AmCham Taipei member AstraZeneca Taiwan, the local arm of the global biopharmaceutical firm, celebrated the 70th anniversary of its founding on September 25. It became one of the very first foreign investors in Taiwan when its forerunner, Imperial Chemical Industries (ICI) of the UK, set up operations in Taiwan in 1948 to bring an anti-malarial drug to this market, contributing to Taiwan becoming the first malaria-free area in the Western Pacific in 1965.
Zeneca, a spin-off from ICI, merged with Astra AB of Sweden in 1999 to form the current London-based company.
At a press conference and later at a reception at the Westin Hotel, AstraZeneca used the occasion of the anniversary observance to announce plans to invest an additional NT$1 billion (over US$32 million) in Taiwan over the next three years. AstraZeneca Taiwan president Simon Manners said the company will launch 10 new medicines by 2021, three of which have received priority approval from the Taiwan Food & Drug Administration. It will also triple its spending on clinical research and development in Taiwan and create more than 140 new jobs in medical affairs, clinical research, and marketing and sales, increasing the total workforce to 430 employees.

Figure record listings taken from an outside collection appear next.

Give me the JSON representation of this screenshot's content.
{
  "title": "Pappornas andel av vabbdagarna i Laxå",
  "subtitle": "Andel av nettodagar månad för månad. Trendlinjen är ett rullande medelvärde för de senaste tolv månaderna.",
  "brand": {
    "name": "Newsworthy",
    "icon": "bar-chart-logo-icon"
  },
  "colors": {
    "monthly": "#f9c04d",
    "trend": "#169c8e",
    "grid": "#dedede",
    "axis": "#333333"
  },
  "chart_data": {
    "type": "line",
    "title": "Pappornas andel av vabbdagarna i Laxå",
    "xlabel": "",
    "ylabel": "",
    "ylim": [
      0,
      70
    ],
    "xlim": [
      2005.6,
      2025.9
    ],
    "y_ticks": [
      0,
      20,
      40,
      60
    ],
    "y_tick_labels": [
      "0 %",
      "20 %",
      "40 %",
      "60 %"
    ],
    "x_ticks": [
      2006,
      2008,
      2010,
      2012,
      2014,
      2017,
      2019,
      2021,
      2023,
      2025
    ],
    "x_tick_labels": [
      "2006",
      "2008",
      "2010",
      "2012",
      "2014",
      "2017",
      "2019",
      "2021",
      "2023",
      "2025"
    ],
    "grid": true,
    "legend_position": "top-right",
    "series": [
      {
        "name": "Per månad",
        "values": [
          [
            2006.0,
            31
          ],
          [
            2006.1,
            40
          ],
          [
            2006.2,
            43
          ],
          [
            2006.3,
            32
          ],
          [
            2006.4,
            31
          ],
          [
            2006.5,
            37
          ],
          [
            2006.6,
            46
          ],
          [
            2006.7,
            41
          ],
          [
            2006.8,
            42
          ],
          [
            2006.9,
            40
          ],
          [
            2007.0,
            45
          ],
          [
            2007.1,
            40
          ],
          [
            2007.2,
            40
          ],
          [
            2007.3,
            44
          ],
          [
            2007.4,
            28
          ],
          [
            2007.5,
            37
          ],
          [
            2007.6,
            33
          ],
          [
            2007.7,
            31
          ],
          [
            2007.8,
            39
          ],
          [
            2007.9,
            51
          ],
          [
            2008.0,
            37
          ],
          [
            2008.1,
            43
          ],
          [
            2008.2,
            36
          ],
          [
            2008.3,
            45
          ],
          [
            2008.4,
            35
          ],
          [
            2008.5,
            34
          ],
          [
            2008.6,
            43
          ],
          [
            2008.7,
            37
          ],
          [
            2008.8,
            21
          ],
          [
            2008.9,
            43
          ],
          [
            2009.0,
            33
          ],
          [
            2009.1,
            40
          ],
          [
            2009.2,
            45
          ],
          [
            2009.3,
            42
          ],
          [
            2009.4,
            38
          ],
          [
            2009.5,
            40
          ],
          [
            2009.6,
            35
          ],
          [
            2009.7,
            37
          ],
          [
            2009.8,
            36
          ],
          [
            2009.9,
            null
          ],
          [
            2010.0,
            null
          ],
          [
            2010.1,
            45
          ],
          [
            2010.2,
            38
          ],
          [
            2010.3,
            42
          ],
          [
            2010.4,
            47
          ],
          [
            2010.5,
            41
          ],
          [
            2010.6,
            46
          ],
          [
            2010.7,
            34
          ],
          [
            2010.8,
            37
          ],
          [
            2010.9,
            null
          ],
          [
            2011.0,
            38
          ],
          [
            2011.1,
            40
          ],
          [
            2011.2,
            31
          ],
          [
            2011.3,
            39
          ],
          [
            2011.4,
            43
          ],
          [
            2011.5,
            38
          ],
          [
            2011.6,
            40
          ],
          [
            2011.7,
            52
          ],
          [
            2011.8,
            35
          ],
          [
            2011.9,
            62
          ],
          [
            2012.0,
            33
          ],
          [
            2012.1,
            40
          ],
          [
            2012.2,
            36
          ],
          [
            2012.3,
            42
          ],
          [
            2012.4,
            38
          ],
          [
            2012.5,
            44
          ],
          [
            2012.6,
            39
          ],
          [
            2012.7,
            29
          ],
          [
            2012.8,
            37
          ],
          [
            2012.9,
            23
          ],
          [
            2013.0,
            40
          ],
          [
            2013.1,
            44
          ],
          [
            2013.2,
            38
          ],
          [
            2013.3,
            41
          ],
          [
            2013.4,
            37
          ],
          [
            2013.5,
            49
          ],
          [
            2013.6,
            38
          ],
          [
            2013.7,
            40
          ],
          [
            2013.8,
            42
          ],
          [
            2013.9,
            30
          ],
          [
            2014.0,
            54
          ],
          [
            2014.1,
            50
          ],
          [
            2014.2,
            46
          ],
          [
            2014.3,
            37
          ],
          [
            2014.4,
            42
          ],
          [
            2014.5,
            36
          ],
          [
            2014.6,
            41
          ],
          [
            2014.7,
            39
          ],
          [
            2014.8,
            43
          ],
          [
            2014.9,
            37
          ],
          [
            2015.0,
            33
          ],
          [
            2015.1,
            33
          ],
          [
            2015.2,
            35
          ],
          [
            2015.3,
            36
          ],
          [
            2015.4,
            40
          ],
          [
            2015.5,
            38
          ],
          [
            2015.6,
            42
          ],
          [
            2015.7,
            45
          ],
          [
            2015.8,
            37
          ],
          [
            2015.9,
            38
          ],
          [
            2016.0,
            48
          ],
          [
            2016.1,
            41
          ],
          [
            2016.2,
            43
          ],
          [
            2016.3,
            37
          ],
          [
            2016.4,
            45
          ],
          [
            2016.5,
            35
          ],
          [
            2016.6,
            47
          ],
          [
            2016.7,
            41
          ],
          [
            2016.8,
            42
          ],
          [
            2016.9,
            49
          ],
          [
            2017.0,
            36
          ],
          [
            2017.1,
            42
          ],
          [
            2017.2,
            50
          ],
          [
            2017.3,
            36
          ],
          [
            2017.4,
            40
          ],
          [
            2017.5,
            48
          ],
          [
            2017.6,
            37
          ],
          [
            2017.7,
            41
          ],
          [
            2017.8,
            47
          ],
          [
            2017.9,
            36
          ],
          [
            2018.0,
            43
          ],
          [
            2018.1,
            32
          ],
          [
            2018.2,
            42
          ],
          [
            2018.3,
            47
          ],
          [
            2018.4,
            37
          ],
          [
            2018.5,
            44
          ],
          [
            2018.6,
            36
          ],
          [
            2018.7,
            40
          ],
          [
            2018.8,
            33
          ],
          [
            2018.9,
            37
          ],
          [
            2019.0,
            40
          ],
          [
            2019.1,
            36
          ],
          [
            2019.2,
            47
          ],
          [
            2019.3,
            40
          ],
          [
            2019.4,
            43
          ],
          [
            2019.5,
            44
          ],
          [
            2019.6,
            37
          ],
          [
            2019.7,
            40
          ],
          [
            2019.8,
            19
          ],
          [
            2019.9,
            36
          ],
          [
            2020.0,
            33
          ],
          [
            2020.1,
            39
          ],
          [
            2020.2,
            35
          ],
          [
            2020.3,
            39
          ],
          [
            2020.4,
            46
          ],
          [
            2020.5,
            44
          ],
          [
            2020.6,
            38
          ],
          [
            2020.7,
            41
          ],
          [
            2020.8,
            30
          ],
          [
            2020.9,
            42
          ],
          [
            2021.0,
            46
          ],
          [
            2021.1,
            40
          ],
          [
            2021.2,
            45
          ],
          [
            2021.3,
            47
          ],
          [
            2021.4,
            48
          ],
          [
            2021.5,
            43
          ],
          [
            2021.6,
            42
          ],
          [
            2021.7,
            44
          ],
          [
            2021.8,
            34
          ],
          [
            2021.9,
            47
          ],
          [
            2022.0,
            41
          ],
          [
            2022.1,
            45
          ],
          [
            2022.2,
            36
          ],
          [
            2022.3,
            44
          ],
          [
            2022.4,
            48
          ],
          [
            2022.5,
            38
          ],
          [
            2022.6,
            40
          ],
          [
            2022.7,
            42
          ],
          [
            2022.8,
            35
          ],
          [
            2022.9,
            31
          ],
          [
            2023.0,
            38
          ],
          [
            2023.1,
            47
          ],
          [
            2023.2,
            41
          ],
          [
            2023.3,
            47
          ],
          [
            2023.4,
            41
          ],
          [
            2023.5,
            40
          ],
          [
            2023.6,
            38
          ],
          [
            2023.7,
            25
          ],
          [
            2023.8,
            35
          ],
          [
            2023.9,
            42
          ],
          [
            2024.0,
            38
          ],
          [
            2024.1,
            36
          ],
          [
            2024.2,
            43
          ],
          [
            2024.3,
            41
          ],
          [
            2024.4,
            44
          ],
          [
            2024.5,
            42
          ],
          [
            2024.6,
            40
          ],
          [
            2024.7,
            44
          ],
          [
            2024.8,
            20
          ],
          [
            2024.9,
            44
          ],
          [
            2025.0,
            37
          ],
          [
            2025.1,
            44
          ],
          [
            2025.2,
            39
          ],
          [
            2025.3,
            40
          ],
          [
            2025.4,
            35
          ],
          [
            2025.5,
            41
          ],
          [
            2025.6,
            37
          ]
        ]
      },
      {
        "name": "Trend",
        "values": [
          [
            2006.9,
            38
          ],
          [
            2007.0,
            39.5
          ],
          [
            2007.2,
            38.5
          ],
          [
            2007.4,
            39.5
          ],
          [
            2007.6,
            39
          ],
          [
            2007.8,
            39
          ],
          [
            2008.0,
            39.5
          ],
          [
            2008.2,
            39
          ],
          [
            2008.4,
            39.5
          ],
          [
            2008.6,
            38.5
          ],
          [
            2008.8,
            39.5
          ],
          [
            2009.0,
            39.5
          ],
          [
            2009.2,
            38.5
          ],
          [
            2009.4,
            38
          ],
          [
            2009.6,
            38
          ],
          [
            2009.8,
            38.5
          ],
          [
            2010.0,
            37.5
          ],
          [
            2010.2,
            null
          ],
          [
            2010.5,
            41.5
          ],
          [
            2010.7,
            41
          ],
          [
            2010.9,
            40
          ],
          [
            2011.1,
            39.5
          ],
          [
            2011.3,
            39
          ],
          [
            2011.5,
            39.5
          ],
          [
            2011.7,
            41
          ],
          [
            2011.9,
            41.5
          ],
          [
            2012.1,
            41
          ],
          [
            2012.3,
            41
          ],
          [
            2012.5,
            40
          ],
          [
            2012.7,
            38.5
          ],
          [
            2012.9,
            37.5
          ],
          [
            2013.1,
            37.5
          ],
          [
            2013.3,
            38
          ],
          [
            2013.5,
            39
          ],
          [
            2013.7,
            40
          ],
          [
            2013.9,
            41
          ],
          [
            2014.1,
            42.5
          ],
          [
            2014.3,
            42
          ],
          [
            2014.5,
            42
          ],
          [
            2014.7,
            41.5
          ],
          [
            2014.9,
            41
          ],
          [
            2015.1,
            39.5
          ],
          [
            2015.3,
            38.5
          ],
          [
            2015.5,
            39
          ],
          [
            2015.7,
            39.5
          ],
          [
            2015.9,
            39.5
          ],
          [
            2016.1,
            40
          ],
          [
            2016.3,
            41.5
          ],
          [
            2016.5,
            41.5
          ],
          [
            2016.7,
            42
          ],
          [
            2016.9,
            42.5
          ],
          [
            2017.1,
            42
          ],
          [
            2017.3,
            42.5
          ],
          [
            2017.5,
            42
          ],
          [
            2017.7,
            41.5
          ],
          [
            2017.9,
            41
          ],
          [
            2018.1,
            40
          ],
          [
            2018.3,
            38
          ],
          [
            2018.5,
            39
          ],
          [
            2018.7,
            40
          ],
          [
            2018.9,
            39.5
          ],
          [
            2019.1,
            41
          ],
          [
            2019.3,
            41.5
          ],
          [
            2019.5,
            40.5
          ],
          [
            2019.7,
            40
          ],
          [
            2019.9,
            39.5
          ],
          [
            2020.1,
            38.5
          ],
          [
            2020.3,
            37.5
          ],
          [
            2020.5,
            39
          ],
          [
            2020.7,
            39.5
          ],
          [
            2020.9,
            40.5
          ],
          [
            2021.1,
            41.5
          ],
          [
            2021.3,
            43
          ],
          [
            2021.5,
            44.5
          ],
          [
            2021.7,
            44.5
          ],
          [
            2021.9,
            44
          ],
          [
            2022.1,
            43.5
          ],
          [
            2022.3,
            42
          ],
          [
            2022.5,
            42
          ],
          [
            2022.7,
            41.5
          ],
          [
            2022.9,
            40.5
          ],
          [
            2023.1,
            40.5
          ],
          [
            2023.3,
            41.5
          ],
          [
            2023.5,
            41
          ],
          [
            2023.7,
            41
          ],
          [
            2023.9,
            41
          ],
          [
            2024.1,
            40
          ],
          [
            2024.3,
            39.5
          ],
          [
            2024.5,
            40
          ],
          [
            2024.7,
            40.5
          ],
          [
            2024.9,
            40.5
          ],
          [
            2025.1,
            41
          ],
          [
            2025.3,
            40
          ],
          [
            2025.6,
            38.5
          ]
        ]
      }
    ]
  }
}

A statement from the company said the investment “reflects our commitment to address the unmet needs in non-communicable diseases, to enable high-value job creation, and to advance biopharmaceutical innovation in Taiwan.” The anniversary ceremony also involved the signing of a Letter of Intent with the Ministry of Science and Technology to help develop local R&D talent.
In an interview with AmCham Senior Director and Taiwan Business TOPICS Editor-in-chief Don Shapiro, Manners stressed the significance of AstraZeneca’s initiatives for Taiwan’s increasingly elderly population. He noted the company’s “rich pipeline of innovative new medicines” for such diseases as diabetes, lung cancer, and cardiovascular disorders – all illnesses that occur with greater frequency in older people. “The new medicines we are bringing will not only help people live longer, but also live longer with a good quality of life,” he said.
Manners also praised Taiwan as a location for conducting clinical trials, citing the excellent professionalism of its doctors and the high quality of the data produced. “We are the number one initiator of clinical trials in Taiwan of any multinational company, and the number two overall,” he said.
While visiting Taiwan for the anniversary festivities, Joris Silon, AstraZeneca’s Vice President for the Asia Area, told Shapiro that “we are very proud of our 70 years of heritage here.”
“This is a day of celebrating the very successful delivery of benefits to patients in Taiwan since 1948,” he noted. “It’s very exciting. Taiwan is an important part of our business, and we’re very committed to this market.”